Experimental design: Patients with advanced nonhematological malignancies were eligible for this Phase I trial. Zosuquidar.3HCl and doxorubicin were administered separately during the first cycle of therapy and then administered concurrently. Zosuquidar.3HCl was administered over 4 days, with doses escalated until the occurrence of dose-limiting toxicity. Subsequently, doxorubicin doses were increased from 45 to 75 mg/m(2). Zosuquidar.3HCl, doxorubicin, and doxorubicinol pharmacokinetics were analyzed, and dual fluorescence cytometry was used to determine the effects of Zosuquidar.3HCl on Pgp function in natural killer cells.

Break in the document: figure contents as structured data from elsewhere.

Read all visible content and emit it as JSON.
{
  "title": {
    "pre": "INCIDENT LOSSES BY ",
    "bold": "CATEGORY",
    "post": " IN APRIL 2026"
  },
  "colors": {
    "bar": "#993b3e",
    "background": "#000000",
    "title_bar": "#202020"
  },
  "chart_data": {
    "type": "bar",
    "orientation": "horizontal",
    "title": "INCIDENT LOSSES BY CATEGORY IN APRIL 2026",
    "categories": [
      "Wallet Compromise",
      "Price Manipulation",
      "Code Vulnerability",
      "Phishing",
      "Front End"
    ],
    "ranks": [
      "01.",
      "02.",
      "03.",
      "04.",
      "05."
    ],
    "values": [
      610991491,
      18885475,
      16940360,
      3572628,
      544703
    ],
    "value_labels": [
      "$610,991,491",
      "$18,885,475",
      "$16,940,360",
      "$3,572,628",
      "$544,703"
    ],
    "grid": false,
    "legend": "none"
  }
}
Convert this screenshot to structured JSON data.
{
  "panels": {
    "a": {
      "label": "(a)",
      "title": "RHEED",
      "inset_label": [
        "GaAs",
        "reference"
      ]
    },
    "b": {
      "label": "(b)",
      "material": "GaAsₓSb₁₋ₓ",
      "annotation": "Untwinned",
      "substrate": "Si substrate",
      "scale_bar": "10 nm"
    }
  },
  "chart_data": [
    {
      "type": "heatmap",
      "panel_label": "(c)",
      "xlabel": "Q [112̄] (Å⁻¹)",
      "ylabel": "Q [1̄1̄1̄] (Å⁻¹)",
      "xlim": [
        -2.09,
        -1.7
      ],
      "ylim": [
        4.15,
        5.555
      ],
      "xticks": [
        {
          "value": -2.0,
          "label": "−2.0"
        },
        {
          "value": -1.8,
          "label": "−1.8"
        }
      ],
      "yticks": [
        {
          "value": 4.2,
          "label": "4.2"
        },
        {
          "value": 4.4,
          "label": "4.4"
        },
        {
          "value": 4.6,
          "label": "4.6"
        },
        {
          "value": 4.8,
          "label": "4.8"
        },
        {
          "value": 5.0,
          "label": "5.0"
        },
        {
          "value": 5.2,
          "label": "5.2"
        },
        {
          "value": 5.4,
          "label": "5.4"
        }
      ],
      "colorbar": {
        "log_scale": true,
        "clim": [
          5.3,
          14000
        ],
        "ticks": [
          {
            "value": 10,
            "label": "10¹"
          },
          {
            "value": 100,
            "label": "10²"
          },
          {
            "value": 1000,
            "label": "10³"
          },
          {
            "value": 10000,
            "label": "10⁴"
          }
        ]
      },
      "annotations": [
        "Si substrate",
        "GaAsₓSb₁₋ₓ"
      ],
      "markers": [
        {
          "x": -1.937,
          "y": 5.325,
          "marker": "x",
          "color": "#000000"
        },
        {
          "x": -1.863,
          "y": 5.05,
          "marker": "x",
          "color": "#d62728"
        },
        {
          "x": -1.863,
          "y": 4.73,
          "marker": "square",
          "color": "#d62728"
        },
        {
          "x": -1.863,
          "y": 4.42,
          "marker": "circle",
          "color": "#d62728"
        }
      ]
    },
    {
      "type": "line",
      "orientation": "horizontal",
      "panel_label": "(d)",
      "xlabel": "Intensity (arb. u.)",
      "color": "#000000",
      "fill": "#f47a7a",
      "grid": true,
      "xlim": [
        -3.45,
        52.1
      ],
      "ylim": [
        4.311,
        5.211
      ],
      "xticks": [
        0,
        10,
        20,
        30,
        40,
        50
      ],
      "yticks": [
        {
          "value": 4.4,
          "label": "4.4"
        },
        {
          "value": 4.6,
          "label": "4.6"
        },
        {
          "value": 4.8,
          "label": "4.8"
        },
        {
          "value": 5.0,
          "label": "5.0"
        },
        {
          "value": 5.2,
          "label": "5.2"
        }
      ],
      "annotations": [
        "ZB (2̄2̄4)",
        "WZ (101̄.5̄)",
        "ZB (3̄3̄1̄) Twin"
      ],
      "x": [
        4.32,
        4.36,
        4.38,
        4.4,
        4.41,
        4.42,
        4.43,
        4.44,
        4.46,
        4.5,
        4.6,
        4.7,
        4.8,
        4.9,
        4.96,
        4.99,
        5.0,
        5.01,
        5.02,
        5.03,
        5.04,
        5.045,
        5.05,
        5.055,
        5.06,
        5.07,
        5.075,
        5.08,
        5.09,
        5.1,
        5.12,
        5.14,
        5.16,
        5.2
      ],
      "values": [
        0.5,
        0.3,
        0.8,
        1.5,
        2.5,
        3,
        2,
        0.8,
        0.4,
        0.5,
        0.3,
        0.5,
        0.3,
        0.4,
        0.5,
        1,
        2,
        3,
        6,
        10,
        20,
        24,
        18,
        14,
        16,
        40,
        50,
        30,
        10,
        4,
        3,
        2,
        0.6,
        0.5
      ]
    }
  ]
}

Results: A total of 38 patients were treated at nine dose levels. Neurotoxicity was dose-limiting for oral Zosuquidar.3HCl, characterized by cerebellar dysfunction, hallucinations, and palinopsia. The maximum-tolerated dose for oral Zosuquidar.3HCl administered every 12 h for 4 days is 300 mg/m(2). Zosuquidar.3HCl did not affect doxorubicin myelosuppression or pharmacokinetics, and Zosuquidar.3HCl pharmacokinetics were similar in the absence and presence of doxorubicin. Higher plasma concentrations of Zosuquidar.3HCl were associated with greater Pgp inhibition in natural killer cells.
Conclusion: Zosuquidar.3HCl can be coadministered with doxorubicin using a 4-day oral dosing schedule, with little effect on doxorubicin toxicity or pharmacokinetics. Further refinement in Zosuquidar.3HCl dosing and scheduling should be explored to optimize Pgp inhibition while minimizing cerebellar toxicity.